El Fasher : votre guide de cette ville soudanaise
Également connue sous le nom d’Al Fashir, la ville d’El Fasher est l’une des plus grandes villes du Nord-Darfour, au Soudan. Elle est la capitale de l’État du Nord-Darfour et est réputée pour ses activités agricoles et non agricoles.
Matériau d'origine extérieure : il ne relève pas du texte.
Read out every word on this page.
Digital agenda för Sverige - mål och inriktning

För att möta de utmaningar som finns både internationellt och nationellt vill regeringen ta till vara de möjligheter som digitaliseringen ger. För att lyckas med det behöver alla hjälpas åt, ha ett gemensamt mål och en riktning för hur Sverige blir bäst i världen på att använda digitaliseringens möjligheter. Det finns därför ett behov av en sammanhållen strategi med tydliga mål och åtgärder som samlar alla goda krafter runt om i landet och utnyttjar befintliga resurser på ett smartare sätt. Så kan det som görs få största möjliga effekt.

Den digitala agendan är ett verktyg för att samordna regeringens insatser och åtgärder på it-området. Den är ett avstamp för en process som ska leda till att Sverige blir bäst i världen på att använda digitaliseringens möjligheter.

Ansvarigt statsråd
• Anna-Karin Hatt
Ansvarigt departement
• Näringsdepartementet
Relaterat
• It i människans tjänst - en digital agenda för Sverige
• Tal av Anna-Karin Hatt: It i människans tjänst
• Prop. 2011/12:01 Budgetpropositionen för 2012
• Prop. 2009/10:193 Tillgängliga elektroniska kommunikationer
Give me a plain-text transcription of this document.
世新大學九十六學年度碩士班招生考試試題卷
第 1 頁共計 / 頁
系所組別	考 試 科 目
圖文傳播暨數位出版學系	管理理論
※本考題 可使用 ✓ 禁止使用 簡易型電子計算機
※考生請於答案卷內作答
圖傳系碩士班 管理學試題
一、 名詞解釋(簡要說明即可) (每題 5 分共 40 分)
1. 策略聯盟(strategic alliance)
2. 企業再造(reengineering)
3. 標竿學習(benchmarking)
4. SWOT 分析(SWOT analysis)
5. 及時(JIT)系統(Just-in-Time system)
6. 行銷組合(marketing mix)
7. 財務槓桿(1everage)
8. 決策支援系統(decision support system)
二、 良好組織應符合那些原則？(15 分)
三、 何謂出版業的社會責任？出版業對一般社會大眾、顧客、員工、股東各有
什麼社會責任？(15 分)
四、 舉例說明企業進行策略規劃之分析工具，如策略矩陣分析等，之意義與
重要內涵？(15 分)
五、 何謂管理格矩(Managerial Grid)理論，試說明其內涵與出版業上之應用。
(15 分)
Elle commercialise des fruits et des céréales provenant des villes voisines, ainsi que diverses denrées non alimentaires.
Selon les données de Population Hub, El Fasher compte environ 256 803 habitants. En dépit de ce chiffre relativement modeste, El Fasher demeure indéniablement l’un des pôles économiques les plus importants du Soudan — une position largement influencée par la proximité géographique de la ville avec d’importants camps de personnes déplacées internes (PDI).
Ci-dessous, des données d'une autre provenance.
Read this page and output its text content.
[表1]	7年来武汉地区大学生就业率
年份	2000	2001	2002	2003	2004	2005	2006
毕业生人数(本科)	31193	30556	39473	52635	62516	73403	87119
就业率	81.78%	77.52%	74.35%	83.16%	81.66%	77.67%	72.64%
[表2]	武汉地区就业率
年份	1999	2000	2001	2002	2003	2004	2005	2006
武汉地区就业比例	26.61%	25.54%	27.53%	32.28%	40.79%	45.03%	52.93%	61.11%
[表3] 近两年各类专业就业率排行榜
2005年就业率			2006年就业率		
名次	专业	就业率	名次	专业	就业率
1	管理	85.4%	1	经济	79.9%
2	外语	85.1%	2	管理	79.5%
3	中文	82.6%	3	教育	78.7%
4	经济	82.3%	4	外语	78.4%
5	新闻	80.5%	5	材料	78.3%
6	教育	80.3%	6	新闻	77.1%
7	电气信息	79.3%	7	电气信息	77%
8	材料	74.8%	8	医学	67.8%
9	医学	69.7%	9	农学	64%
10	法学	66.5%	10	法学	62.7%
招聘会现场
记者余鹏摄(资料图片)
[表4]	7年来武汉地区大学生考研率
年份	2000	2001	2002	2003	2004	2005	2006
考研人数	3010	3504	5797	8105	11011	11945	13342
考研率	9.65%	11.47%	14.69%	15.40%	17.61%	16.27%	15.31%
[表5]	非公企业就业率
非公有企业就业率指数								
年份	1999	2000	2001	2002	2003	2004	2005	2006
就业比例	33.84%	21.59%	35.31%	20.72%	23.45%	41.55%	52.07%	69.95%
Malgré sa faible population et les menaces sécuritaires constantes, tant externes qu’internes, El Fasher est une ville séduisante, dotée d’une histoire riche, d’un climat agréable et d’opportunités touristiques singulières.
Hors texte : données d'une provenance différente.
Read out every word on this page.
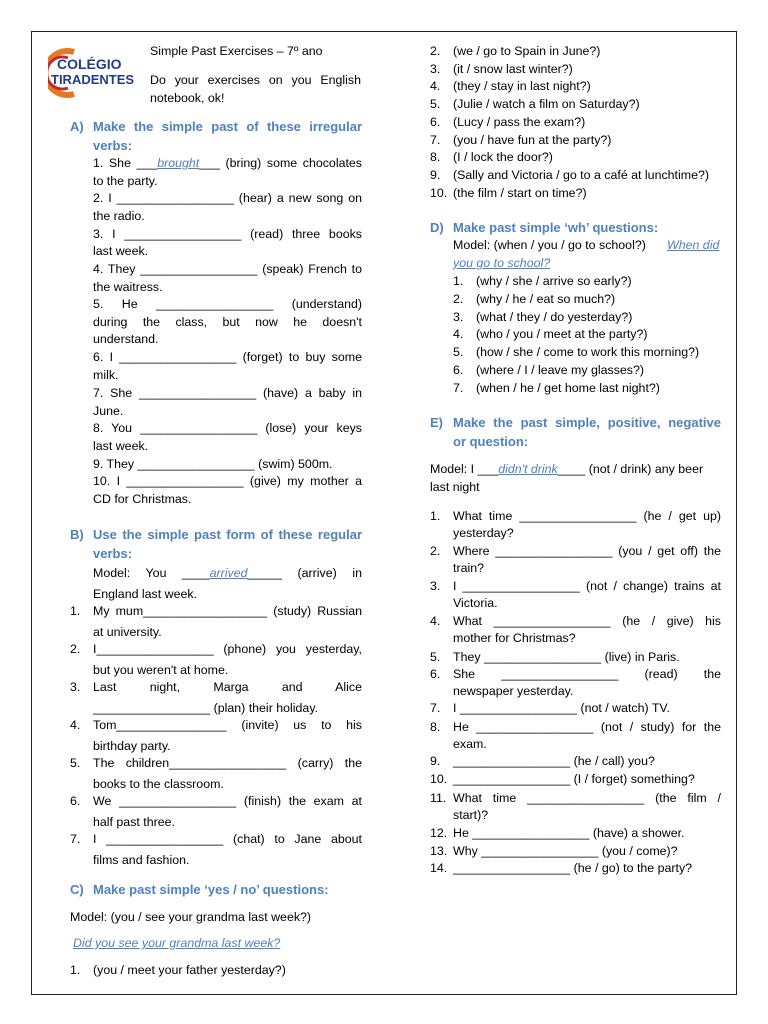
COLÉGIO
TIRADENTES
Simple Past Exercises – 7º ano
Do your exercises on you English
notebook, ok!
A) Make the simple past of these irregular
verbs:
B) Use the simple past form of these regular
verbs:
Model: You ____arrived_____ (arrive) in
England last week.
C) Make past simple ‘yes / no’ questions:
Model: (you / see your grandma last week?)
Did you see your grandma last week?
D) Make past simple ‘wh’ questions:
Model: (when / you / go to school?) When did
you go to school?
E) Make the past simple, positive, negative
or question:
Model: I ___didn't drink____ (not / drink) any beer
last night
1. She ___brought___ (bring) some chocolates
to the party.
2. I _________________ (hear) a new song on
the radio.
3. I _________________ (read) three books
last week.
4. They _________________ (speak) French to
the waitress.
5. He _________________ (understand)
during the class, but now he doesn't
understand.
6. I _________________ (forget) to buy some
milk.
7. She _________________ (have) a baby in
June.
8. You _________________ (lose) your keys
last week.
9. They _________________ (swim) 500m.
10. I _________________ (give) my mother a
CD for Christmas.
1. My mum__________________ (study) Russian
at university.
2. I_________________ (phone) you yesterday,
but you weren't at home.
3. Last night, Marga and Alice
_________________ (plan) their holiday.
4. Tom________________ (invite) us to his
birthday party.
5. The children_________________ (carry) the
books to the classroom.
6. We _________________ (finish) the exam at
half past three.
7. I _________________ (chat) to Jane about
films and fashion.
1. (you / meet your father yesterday?)
2. (we / go to Spain in June?)
3. (it / snow last winter?)
4. (they / stay in last night?)
5. (Julie / watch a film on Saturday?)
6. (Lucy / pass the exam?)
7. (you / have fun at the party?)
8. (I / lock the door?)
9. (Sally and Victoria / go to a café at lunchtime?)
10. (the film / start on time?)
1. (why / she / arrive so early?)
2. (why / he / eat so much?)
3. (what / they / do yesterday?)
4. (who / you / meet at the party?)
5. (how / she / come to work this morning?)
6. (where / I / leave my glasses?)
7. (when / he / get home last night?)
1. What time _________________ (he / get up)
yesterday?
2. Where _________________ (you / get off) the
train?
3. I _________________ (not / change) trains at
Victoria.
4. What _________________ (he / give) his
mother for Christmas?
5. They _________________ (live) in Paris.
6. She _________________ (read) the
newspaper yesterday.
7. I _________________ (not / watch) TV.
8. He _________________ (not / study) for the
exam.
9. _________________ (he / call) you?
10. _________________ (I / forget) something?
11. What time _________________ (the film /
start)?
12. He _________________ (have) a shower.
13. Why _________________ (you / come)?
14. _________________ (he / go) to the party?
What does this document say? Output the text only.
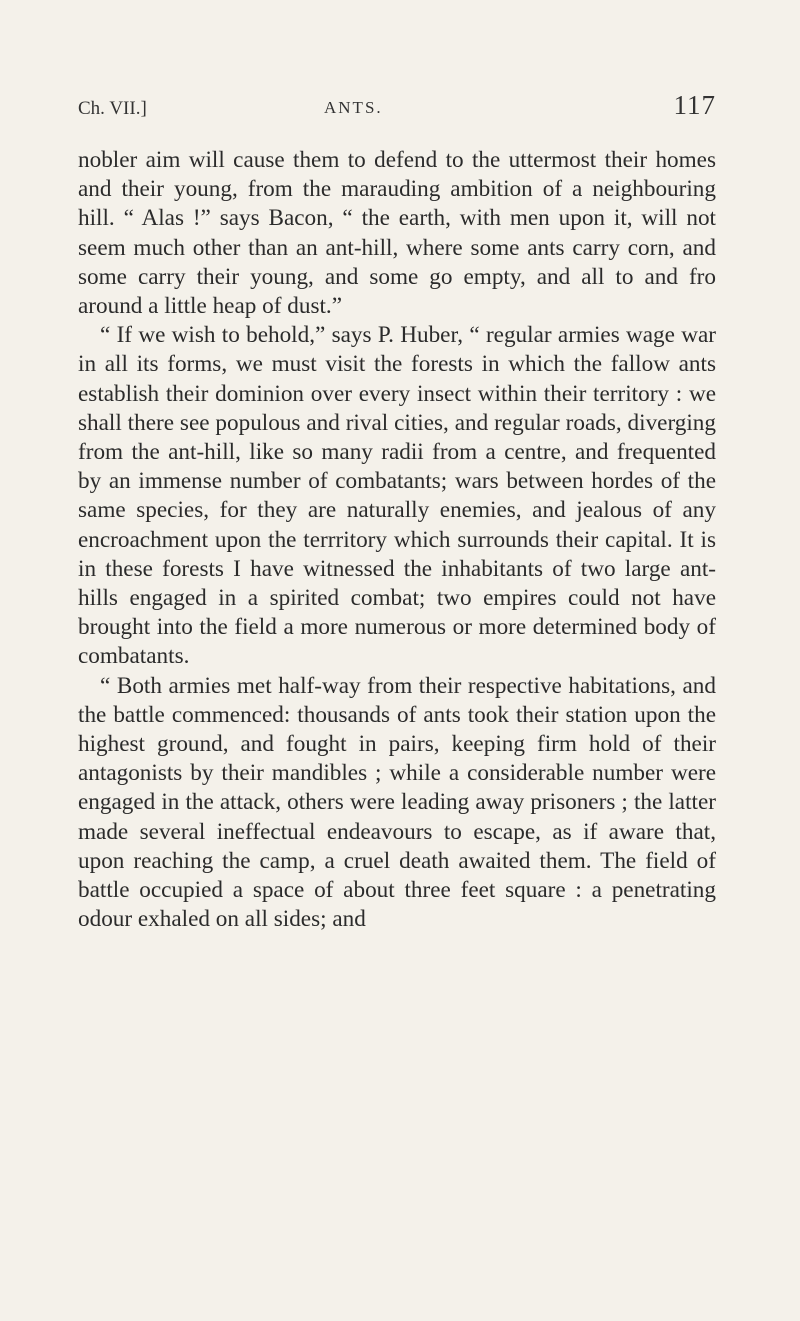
Ch. VII.]	ANTS.	117

nobler aim will cause them to defend to the uttermost their homes and their young, from the marauding ambition of a neighbouring hill. “ Alas !” says Bacon, “ the earth, with men upon it, will not seem much other than an ant-hill, where some ants carry corn, and some carry their young, and some go empty, and all to and fro around a little heap of dust.”

“ If we wish to behold,” says P. Huber, “ regular armies wage war in all its forms, we must visit the forests in which the fallow ants establish their dominion over every insect within their territory : we shall there see populous and rival cities, and regular roads, diverging from the ant-hill, like so many radii from a centre, and frequented by an immense number of combatants; wars between hordes of the same species, for they are naturally enemies, and jealous of any encroachment upon the terrritory which surrounds their capital. It is in these forests I have witnessed the inhabitants of two large ant-hills engaged in a spirited combat; two empires could not have brought into the field a more numerous or more determined body of combatants.

“ Both armies met half-way from their respective habitations, and the battle commenced: thousands of ants took their station upon the highest ground, and fought in pairs, keeping firm hold of their antagonists by their mandibles ; while a considerable number were engaged in the attack, others were leading away prisoners ; the latter made several ineffectual endeavours to escape, as if aware that, upon reaching the camp, a cruel death awaited them. The field of battle occupied a space of about three feet square : a penetrating odour exhaled on all sides; and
Dans les sections suivantes, nous vous présenterons Al Fashir, ou la ville d’El Fasher au Soudan — son histoire, sa population et ses perspectives d’avenir.
Où se trouve El Fasher ?
El Fasher est située dans le Nord-Darfour, l’État capital du Soudan. Elle se trouve à 195 kilomètres au nord-est de Nyala et est reliée à la fois à Umm Keddada et à Geneina par la route.
Se rendre à El Fasher ne pose aucun problème pour les visiteurs et les touristes. La ville dispose d’un système de transport comprenant un excellent réseau routier bitumé qui dessert les axes principaux d’El Fasher.
Bien qu’il n’existe pas de réseau ferroviaire, le réseau routier permet aux habitants et aux villes voisines de se déplacer aisément et d’assurer leurs activités quotidiennes dans de bonnes conditions.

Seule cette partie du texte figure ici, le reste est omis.